[Form 4] Frontier Group Holdings, Inc. Insider Trading Activity
Steve Schuller, Senior Vice President of Human Resources at Frontier Group Holdings, Inc. (ticker ULCC), reported a sale of 10,000 shares of Common Stock on 09/02/2025 at a price of $6.00 per share. The Form 4 shows the transaction was effected pursuant to a Rule 10b5-1 trading plan adopted by the reporting person on May 19, 2024.
After the reported sale, the filing lists 64,330 shares beneficially owned by Mr. Schuller on a direct basis. The Form 4 was signed by an attorney-in-fact and filed on 09/04/2025.

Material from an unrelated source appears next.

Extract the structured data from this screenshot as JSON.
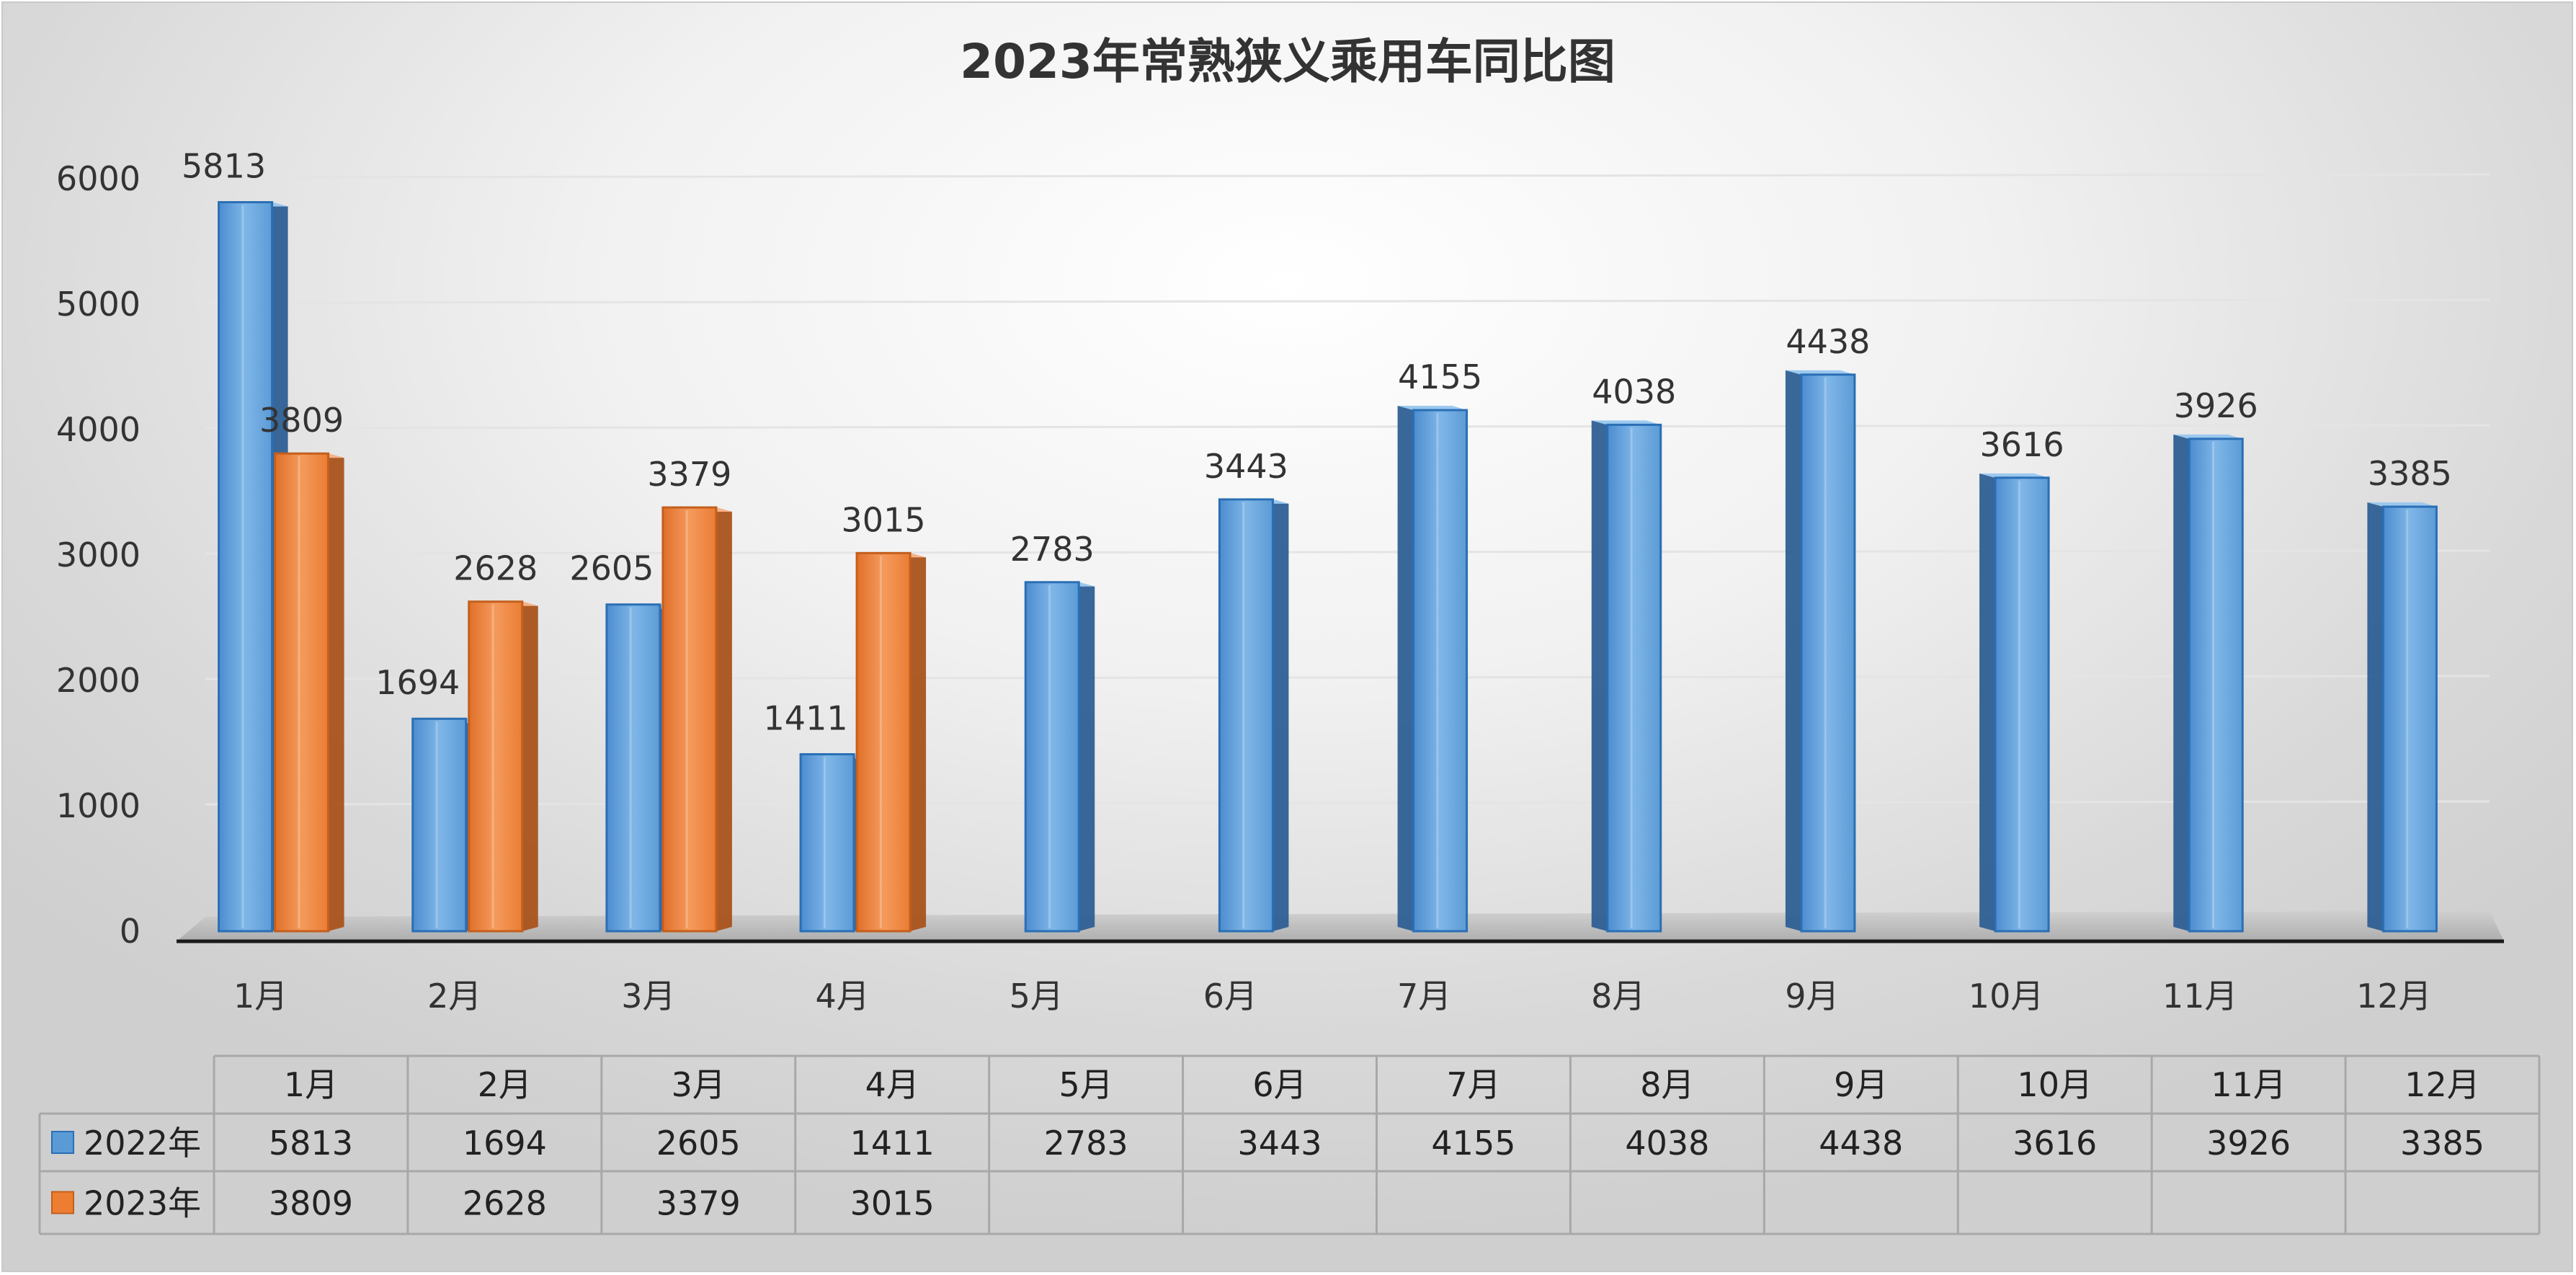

- Transaction disclosed promptly on Form 4 with required details including date, price, and post-transaction ownership
- Sale executed under a Rule 10b5-1 plan, which is stated in the filing and indicates a pre-established trading arrangement
- Reporting person retains 64,330 shares following the reported disposition
- Insider reduced direct holdings by 10,000 shares as a result of the reported sale
- Form 4 provides no explanation of purpose beyond the 10b5-1 plan notice, so the filing lacks context on reasons for liquidity
Insights
TL;DR: Sale appears to comply with Rule 10b5-1 plan requirements and was properly disclosed on Form 4.
The filing explicitly notes the trades were executed under a Rule 10b5-1 plan adopted May 19, 2024, which provides an affirmative defense to insider trading allegations when plans are pre-established and followed. The Form 4 discloses the number of shares sold, the per-share price, and the reporter's remaining direct beneficial ownership, satisfying Section 16 reporting elements. The filing is signed by an attorney-in-fact, which is an accepted practice when properly authorized.
TL;DR: Insider sale was disclosed with required details; transaction reduces the insider's direct stake but leaves a measurable holding.
The report shows a disposition of 10,000 shares at $6.00 and a post-transaction direct ownership of 64,330 shares. This disclosure gives investors transparent information about insider liquidity and ownership concentration at the officer level without additional context on intent or company impact, which the filing does not provide.